Instead, I should have been spending more time planning how to make the transition to a new home easier for Kipper. Because I had known him for quite a few months before I adopted him, and he loved coming to my work at the daycare already, I didn't think that he would need long to adjust to his new way off life. But almost everything was changing for him. New city, people, home, other animals, sights, sounds, textures and smells to get used to. Imagine the shock to your system if all of a sudden someone drove you away to another city to live with them and their family. At first, Kipper was very nervous in his new home. He was very unsure of new people and would bark if they approached. Even when I came into the room wearing different clothes than he saw me in before I left he would bark or make his 'hmmm' I'm not very sure of you noise until he realized it was me.
He would also startle if there was a sudden noise or if he heard the neighbours or noises outside. I never realized how noisy the world is until I got Kipper: TVs; traffic; alarms; the small bang the kitchen door makes when it opens; baking trays falling to the ground with a clatter; people thundering down the closey steps; person next door sneezing. Kipper would pay attention to everything. I spent time with him, explaining to him that the noises he was hearing were just neighbour noises and getting him used to as many other noises as possible. First I would making the noise as quietly as I could, like opening the kitchen door really softly, then I would give Kipper a piece of chicken. Gradually I would make the noise louder but only if Kipper wasn’t paying any attention to the noise at the quieter level. Other noises that I had no control over, like people coming in the close, signified something tasty, like pate on his Lickimat.
But sometimes noises that you wouldn't even consider would bother Kipper. A good example of this is when he came through to the living room carrying a toy snake and shaking his head playfully. Both my mum and my sister said "awww" at the same time as in aww isn't that cute! Kipper's response was to dejectedly drop the toy snake and slink up onto his couch. Yes, he had a whole couch to himself when he first came to live with us. Now he will squeeze onto whatever couch I am on and proceed to stretch out to take up at least half of the room. But when he first arrived he preferred to sit on a couch to himself.
Kipper now likes to share the couch
After a long weekend settling in, I went back to work taking Kipper with me. I figured that the familiar environment and people at the daycare would help him. I now think I was wrong to do this. I wish now that I had let him get used to his new home longer. Kipper loves to play with other dogs but it is stressful to play for extended periods. A dogs need time for the stress hormones to leave the body before more stress is added or it will build up inside them. Too much stress is bad for a dog’s behaviour, health and ability to learn. It’s now clear to me that it was probably much too soon for him.
Playing at daycare
Kipper was suspicious of new people and needed to meet them a good few times before he trusted them. Having time to adjust to his new family members would have been a better start for him. On top of this, Kipper also had quite a delicate stomach which is likely due to having parvo as a puppy. But when I first got him he would have an upset stomach every few weeks and I couldn’t always pinpoint the cause. I am now really happy with his appetite and his reactions towards food but I could write, and probably will, a whole other blog on Kippers eating habits and my time spent researching and trying out different options. When Kipper first came to live with me, he was also quite timid and lacked confidence during training and would give up on a problem, like getting into a cardboard box or Kong containing food, quickly if it wasn't easy for him to understand.

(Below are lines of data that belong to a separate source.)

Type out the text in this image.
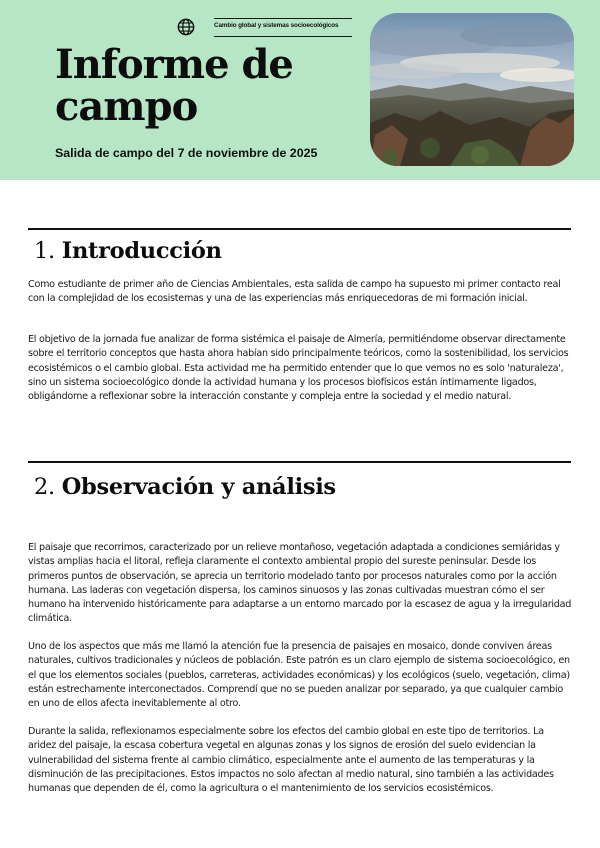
Cambio global y sistemas socioecológicos
Informe de
campo
Salida de campo del 7 de noviembre de 2025
1. Introducción

Como estudiante de primer año de Ciencias Ambientales, esta salida de campo ha supuesto mi primer contacto real con la complejidad de los ecosistemas y una de las experiencias más enriquecedoras de mi formación inicial.

El objetivo de la jornada fue analizar de forma sistémica el paisaje de Almería, permitiéndome observar directamente sobre el territorio conceptos que hasta ahora habían sido principalmente teóricos, como la sostenibilidad, los servicios ecosistémicos o el cambio global. Esta actividad me ha permitido entender que lo que vemos no es solo 'naturaleza', sino un sistema socioecológico donde la actividad humana y los procesos biofísicos están íntimamente ligados, obligándome a reflexionar sobre la interacción constante y compleja entre la sociedad y el medio natural.

2. Observación y análisis

El paisaje que recorrimos, caracterizado por un relieve montañoso, vegetación adaptada a condiciones semiáridas y vistas amplias hacia el litoral, refleja claramente el contexto ambiental propio del sureste peninsular. Desde los primeros puntos de observación, se aprecia un territorio modelado tanto por procesos naturales como por la acción humana. Las laderas con vegetación dispersa, los caminos sinuosos y las zonas cultivadas muestran cómo el ser humano ha intervenido históricamente para adaptarse a un entorno marcado por la escasez de agua y la irregularidad climática.

Uno de los aspectos que más me llamó la atención fue la presencia de paisajes en mosaico, donde conviven áreas naturales, cultivos tradicionales y núcleos de población. Este patrón es un claro ejemplo de sistema socioecológico, en el que los elementos sociales (pueblos, carreteras, actividades económicas) y los ecológicos (suelo, vegetación, clima) están estrechamente interconectados. Comprendí que no se pueden analizar por separado, ya que cualquier cambio en uno de ellos afecta inevitablemente al otro.

Durante la salida, reflexionamos especialmente sobre los efectos del cambio global en este tipo de territorios. La aridez del paisaje, la escasa cobertura vegetal en algunas zonas y los signos de erosión del suelo evidencian la vulnerabilidad del sistema frente al cambio climático, especialmente ante el aumento de las temperaturas y la disminución de las precipitaciones. Estos impactos no solo afectan al medio natural, sino también a las actividades humanas que dependen de él, como la agricultura o el mantenimiento de los servicios ecosistémicos.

Despite the over ambitious start to life with me and food issues, Kipper has settled in very well and his cheeky character and fun loving ways is a total joy to be around. Although he is still suspicious meeting new people, he makes friends a lot quicker. He now also loves my friends and family, rarely has stomach issues, and pays no attention to the “neighbour noises” anymore. He is also more confident when training and learning faster, and I'm sure that there will be a blog for this topic too!
The next time a rescue dog comes into my life I will do a lot of things differently. The main thing will be to go so much slower with introducing my next dog to their new home, family and surrounding environment. It is hard to give an exact time frame as each dogs personality is different. It’s like comparing how long different people take to get used to the lockdown measures. But I would reduce as much stress from the environment as possible: I would only stay at home for weeks, maybe months, until the dog is confident and happy with their new surroundings. Once they are happy at home, then I’ll take them out to meet the world.